Hyped investments scenarios to watch out for:

  1. Fraudulent schemes – Investment products or companies that promise high returns and are not transparent about how they make their money. This may include ponzi and pyramid schemes. For instance Bernie Madoff’s $65B dollars scandal, Enron e.t.c. They usually have charismatic leaders at the forefront and a buzz in the market.
  2. Pump and dump scams – People/ companies promote an investment product or stock that they hold. Aims at boosting the price by creating hype through misleading recommendations by popular influencers and exaggerated statements. This increases demand and pushes the prices up. Once the prices have increased sufficiently through the demand of unsuspecting investors, the promoters sell the stock and get abnormal profits. You can read more on this here. It’s also a popular strategy for real estate developments in areas with low demand and poor infrastructure.
  3. Investment products in the mature/ decline stages – We have become accustomed to the rise and fall of prices in the investment industry due to the forces of supply and demand. In certain instances, when investors have privileged information about a product that might affect the price, they seek to dispose off as much of their stock/ shares as possible. An unsuspecting investor may see this as an opportunity to acquire a certain stock but in real sense, they will only be helping the early investors cash out. Consider this story about bitcoin. “As excitement built, more and more people got involved, forming the conditions for a bubble; but many of us were too caught up in the hype to exercise caution”, says Peter who made $1M and then lost it.

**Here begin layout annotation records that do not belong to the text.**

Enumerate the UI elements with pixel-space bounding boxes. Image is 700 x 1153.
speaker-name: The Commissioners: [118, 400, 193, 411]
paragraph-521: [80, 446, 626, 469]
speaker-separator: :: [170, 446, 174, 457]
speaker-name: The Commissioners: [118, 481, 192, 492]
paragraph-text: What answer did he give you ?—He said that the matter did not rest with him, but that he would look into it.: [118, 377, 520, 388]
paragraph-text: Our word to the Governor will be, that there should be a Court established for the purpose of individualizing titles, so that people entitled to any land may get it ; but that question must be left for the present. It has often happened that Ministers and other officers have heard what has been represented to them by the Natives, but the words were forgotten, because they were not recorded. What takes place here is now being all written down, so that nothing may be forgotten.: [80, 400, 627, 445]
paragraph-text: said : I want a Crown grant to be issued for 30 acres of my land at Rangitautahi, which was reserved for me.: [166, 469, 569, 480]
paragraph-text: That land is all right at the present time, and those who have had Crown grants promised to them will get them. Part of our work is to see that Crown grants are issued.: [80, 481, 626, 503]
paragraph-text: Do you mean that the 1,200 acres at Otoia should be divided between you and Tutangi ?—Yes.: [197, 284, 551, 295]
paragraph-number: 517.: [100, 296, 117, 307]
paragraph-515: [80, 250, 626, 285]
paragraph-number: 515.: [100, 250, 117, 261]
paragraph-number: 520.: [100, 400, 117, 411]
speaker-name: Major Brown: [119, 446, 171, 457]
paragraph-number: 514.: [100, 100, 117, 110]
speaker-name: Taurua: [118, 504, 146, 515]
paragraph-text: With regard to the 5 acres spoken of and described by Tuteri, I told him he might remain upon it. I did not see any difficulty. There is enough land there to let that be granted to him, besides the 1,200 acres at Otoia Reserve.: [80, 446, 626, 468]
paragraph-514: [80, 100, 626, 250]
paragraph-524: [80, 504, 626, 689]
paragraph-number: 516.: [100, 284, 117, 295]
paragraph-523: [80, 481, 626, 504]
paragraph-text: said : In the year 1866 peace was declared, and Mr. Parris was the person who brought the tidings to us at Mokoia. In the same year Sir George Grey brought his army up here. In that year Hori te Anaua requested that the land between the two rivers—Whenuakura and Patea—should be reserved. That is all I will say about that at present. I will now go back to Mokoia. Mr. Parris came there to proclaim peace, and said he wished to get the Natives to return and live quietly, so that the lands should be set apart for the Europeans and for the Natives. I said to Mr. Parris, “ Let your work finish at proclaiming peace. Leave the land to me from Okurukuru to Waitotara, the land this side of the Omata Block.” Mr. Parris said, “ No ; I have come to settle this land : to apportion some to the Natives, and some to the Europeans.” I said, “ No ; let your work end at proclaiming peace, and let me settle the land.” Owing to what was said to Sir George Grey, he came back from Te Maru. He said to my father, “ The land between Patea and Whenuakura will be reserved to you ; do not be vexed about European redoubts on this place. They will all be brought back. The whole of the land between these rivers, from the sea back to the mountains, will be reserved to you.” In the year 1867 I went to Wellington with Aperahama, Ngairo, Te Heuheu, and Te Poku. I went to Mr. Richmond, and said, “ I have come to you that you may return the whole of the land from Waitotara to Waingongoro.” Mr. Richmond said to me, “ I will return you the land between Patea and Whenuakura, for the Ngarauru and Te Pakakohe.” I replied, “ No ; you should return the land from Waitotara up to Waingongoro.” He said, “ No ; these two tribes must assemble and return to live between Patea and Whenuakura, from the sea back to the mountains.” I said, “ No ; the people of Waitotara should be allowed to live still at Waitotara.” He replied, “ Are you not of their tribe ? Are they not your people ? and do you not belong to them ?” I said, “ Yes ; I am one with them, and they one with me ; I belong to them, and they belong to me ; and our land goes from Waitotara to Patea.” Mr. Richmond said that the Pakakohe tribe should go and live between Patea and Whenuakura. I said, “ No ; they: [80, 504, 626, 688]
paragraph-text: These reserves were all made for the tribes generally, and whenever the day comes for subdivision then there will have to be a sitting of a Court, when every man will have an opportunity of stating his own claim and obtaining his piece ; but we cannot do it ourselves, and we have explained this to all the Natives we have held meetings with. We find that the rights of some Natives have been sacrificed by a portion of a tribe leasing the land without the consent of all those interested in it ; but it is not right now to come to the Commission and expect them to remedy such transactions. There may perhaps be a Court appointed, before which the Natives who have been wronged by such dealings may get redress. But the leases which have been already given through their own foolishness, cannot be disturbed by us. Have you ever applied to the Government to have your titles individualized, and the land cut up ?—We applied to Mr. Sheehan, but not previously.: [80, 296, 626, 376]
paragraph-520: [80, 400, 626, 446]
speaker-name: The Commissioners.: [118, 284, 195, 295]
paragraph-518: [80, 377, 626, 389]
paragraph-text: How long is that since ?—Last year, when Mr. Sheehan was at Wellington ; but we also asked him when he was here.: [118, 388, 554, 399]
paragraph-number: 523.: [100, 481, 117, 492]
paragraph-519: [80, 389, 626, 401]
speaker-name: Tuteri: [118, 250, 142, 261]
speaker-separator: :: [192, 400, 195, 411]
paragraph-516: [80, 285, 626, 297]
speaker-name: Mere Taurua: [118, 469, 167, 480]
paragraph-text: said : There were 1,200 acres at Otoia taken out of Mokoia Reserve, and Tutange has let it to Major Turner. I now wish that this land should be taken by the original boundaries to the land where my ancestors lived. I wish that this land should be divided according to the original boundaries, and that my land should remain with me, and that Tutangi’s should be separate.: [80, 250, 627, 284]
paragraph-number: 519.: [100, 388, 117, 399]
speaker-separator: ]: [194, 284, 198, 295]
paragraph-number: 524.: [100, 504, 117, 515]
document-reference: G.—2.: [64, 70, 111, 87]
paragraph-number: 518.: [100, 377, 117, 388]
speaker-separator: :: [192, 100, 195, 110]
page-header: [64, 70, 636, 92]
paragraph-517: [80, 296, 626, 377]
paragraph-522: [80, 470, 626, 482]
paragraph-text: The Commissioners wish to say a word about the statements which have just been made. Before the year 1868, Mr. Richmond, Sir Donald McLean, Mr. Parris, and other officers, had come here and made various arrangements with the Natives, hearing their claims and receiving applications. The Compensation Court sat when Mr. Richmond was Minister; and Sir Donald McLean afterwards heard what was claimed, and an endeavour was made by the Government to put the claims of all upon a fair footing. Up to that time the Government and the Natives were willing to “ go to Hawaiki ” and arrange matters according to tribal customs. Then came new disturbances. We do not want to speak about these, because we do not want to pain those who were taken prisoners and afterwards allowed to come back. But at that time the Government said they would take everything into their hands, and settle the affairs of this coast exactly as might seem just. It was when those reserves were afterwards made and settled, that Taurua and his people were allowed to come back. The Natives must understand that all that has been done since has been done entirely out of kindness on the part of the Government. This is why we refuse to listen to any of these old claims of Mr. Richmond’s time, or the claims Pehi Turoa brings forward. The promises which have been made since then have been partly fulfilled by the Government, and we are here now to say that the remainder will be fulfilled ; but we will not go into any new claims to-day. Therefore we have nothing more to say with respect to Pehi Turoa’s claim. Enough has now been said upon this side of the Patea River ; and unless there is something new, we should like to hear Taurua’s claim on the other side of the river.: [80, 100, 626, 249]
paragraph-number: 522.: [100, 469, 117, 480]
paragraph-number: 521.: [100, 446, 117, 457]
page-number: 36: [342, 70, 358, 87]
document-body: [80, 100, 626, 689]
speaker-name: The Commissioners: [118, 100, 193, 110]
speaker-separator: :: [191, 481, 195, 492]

  4. Billion dollar startups ‘unicorns’ – According to an article by CBNC, the chance of winning big is extremely low if you were not one of the lucky few to get allocated shares in the IPO. In most cases, even if you were allocated shares at the IPO, its not likely to be profitable in the short-run. “After lockup expiration some investors, especially venture and growth capital investors, do start selling, which can put pressure on the stock price unrelated to fundamentals”, says Draho.

To be on the safe side, invest in what you understand, research widely, trust your instincts – you’ve spent all these years learning and improving yourself, your opinion counts. In addition, you can get a financial advisor/ coach to work with you based on your risk appetite. A long term financial advisor is your best bet as you get to test them with the passing of time. And as with everything else, be patient – good things take time.